Susanna Clarke’s Jonathan Strange & Mr. Norrell is the first book that really put the idea into my head that there was a clear overlap between my aesthetic interest in ecology and environmental history and a fantasy subgenre with a ton of potential. It’s a wonderful book with exquisite writing and great character work. But above all, it is a totally singular worldbuilding that is otherworldly, dark, intriguing, and historical in a way a lot of other fantasy would like to fancy itself but is rarely achieved. Once I had that idea in mind, I started seeing possibilities for story ideas and settings in everything I read and learned. It started a pebble rolling down a hill that eventually snowballed into a very fruitful period for me to write down broad ideas for settings, a few of which I have now composed as drafts.

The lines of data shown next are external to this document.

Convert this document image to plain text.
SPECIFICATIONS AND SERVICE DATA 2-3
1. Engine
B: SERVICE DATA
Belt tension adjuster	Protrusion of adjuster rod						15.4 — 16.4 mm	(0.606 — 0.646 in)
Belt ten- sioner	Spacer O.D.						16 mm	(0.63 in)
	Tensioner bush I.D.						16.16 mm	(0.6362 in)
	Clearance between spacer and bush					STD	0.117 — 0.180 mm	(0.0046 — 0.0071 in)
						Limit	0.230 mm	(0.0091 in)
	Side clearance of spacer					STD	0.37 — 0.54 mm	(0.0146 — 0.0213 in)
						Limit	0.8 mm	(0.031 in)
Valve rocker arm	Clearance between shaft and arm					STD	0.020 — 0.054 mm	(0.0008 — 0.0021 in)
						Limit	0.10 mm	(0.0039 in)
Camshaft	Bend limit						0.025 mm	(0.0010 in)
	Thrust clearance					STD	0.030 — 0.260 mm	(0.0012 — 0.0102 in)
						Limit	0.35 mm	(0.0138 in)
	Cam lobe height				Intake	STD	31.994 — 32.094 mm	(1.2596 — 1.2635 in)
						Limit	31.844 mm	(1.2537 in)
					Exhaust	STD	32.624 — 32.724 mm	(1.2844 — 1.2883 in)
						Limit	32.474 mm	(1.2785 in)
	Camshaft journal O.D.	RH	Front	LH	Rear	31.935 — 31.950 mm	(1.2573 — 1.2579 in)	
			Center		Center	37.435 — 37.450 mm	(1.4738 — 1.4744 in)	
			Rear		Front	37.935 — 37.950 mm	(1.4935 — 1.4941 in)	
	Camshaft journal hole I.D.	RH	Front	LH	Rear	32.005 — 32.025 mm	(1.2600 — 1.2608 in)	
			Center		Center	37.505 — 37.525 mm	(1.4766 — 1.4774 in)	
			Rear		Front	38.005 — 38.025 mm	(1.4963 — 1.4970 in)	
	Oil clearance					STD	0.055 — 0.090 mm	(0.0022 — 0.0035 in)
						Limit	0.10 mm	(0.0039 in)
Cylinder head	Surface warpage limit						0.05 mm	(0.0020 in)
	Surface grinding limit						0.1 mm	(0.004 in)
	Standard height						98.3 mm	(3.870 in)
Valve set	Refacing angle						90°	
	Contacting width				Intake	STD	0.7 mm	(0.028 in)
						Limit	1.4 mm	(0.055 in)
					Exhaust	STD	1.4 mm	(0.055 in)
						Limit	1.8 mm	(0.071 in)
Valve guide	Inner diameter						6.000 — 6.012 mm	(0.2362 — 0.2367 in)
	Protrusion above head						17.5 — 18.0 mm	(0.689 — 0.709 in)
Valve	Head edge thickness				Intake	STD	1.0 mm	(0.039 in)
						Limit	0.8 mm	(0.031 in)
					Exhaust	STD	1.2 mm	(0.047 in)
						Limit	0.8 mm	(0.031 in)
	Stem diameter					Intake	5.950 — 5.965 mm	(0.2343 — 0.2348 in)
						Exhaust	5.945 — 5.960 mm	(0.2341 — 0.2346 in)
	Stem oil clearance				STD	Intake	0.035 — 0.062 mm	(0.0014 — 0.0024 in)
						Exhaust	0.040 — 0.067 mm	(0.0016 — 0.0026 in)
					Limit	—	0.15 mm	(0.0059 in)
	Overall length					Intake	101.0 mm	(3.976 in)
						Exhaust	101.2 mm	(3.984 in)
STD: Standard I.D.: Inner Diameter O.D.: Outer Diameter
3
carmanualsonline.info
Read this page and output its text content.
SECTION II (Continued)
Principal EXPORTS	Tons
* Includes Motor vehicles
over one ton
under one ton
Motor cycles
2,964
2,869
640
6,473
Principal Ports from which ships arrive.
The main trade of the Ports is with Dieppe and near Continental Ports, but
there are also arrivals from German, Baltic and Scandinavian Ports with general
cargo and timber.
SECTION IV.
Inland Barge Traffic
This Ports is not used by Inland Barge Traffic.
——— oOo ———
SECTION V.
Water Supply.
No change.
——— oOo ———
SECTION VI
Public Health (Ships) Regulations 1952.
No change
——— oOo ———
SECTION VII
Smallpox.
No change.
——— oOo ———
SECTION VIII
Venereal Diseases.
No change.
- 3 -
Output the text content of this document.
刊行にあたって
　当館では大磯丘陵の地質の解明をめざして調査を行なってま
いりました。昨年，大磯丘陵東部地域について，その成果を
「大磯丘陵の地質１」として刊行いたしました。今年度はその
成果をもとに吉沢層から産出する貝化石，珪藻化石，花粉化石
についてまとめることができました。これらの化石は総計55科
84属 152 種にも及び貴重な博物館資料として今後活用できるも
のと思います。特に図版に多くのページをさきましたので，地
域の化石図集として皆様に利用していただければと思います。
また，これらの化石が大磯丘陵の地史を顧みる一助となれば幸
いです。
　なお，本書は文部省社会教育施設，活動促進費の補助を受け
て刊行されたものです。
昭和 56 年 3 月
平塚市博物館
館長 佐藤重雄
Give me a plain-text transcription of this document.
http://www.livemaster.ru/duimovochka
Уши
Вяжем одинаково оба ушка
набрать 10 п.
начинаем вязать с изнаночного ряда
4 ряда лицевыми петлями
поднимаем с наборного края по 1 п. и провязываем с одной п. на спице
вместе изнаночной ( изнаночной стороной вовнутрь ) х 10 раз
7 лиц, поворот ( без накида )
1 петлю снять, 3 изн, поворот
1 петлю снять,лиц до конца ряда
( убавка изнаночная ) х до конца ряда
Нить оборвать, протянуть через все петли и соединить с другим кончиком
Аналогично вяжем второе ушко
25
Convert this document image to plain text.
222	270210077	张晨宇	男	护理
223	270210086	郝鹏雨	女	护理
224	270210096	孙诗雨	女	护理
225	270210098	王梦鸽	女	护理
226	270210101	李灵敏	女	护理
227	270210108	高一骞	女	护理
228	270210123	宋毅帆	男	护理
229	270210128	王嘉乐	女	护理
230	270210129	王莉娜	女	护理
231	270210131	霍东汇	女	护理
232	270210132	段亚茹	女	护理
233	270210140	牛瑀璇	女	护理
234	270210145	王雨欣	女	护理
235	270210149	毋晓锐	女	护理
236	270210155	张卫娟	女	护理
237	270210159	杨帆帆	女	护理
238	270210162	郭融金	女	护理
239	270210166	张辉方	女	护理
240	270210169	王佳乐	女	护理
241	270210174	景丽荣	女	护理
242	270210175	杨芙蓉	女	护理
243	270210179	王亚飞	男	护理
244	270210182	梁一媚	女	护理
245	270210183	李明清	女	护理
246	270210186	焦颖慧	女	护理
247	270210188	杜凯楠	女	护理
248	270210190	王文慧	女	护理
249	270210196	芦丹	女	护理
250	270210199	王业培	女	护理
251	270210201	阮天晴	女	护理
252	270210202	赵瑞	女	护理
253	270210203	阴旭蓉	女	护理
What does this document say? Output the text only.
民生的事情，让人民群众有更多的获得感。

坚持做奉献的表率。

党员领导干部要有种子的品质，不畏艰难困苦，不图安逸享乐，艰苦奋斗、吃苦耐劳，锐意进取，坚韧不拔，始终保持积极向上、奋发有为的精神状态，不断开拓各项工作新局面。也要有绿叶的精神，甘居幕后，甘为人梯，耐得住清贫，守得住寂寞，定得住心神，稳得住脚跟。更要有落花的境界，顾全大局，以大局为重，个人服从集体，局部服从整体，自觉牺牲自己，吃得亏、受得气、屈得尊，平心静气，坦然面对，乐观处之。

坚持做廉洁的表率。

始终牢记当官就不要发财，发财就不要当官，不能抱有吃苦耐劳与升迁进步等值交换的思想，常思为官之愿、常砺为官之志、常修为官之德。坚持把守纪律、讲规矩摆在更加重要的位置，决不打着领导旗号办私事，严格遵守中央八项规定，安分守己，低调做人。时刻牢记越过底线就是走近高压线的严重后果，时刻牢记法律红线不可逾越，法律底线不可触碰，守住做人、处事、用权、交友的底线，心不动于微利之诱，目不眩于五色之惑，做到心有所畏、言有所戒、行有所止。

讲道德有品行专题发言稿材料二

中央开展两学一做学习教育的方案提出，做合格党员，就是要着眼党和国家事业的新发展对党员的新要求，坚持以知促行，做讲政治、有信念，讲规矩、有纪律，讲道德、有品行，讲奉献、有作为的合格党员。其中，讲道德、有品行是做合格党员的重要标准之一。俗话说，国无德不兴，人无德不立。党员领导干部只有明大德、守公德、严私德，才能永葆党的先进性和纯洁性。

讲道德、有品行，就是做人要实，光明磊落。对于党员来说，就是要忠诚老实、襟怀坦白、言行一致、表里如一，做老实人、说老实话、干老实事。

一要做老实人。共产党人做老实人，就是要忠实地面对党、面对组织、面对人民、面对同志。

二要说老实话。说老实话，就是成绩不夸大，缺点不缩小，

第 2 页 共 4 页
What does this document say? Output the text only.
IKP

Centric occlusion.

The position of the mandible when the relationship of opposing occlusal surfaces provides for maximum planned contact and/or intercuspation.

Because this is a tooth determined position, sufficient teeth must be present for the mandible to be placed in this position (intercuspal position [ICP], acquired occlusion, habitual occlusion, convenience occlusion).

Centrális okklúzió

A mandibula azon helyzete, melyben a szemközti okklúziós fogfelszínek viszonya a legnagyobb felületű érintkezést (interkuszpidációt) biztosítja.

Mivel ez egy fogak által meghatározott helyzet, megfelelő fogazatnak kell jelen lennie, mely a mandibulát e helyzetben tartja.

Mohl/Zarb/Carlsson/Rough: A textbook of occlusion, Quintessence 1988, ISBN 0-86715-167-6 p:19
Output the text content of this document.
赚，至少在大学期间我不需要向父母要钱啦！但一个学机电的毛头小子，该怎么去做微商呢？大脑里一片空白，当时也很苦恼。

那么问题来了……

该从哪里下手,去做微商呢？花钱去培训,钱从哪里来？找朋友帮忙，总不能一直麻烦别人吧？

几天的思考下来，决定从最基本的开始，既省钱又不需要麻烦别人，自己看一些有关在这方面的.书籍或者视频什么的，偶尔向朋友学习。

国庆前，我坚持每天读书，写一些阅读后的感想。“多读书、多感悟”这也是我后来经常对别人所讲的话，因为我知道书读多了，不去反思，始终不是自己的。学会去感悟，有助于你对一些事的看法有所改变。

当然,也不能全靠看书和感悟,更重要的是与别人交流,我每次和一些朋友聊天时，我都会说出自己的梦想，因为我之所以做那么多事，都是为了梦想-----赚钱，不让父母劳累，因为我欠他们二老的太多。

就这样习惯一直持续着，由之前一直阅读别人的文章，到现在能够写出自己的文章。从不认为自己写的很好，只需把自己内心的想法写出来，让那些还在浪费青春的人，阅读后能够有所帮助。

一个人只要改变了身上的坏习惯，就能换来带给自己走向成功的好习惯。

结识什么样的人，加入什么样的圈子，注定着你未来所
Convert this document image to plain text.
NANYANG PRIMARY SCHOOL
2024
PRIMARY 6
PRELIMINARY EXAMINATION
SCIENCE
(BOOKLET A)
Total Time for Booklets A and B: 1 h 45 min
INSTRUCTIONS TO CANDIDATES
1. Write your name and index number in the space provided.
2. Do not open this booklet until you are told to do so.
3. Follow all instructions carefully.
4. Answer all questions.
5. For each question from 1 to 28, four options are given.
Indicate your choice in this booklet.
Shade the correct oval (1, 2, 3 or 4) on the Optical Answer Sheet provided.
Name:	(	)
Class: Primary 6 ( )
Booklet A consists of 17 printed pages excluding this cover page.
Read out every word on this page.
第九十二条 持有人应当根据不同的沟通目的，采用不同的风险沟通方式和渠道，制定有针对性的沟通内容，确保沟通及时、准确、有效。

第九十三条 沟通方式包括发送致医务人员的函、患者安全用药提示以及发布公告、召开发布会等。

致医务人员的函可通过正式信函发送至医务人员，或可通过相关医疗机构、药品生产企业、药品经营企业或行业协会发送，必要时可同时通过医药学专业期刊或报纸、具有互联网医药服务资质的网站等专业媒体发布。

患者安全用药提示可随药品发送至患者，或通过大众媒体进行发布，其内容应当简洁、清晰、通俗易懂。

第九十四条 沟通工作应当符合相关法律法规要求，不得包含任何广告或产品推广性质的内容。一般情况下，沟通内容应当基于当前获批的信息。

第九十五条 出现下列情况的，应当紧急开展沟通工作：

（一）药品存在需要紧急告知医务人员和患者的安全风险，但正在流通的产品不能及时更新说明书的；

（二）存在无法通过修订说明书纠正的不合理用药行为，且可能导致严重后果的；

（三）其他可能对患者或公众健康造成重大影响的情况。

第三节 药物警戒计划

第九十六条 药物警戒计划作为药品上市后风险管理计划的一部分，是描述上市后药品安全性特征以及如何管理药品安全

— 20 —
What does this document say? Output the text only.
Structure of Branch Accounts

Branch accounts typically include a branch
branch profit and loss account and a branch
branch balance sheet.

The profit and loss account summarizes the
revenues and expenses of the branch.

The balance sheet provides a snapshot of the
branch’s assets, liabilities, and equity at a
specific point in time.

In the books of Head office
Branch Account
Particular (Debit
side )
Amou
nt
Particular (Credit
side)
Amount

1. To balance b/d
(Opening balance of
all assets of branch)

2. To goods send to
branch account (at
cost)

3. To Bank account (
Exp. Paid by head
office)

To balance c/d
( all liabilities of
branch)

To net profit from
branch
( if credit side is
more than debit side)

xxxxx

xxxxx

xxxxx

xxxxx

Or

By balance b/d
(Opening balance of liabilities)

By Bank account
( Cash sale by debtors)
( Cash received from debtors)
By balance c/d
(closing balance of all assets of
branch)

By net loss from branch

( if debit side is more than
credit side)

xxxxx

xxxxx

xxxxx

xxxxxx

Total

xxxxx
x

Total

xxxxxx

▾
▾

The road to success is difficult and requires tremendous dedication. What advice would you give to a young person who aspires to follow in your footsteps and emulate your success?
I don’t know if I have successes worth emulating at this point, but my general piece of advice for my past self and for those in similar situations is this: Everything in your life is an evolutionary process. One simple implication of that is that it’s valuable to learn about evolution in the abstract (although there are hazards in generalizing from the strict structure of genetic replication to other domains). But the short version is that to achieve a goal, you need to combine variation, iteration, and selection. Do each skill in pieces small enough that you can try them again and again, experiment with different techniques and approaches, and pay attention throughout to whether you like what you’re getting. The real revelation is that this is something that applies to your whole life. Every day, week, and year that goes by entrenches habits and moves you closer to something. If you aren’t paying attention, experimenting, and making changes accordingly, you won’t have much say in where you end up.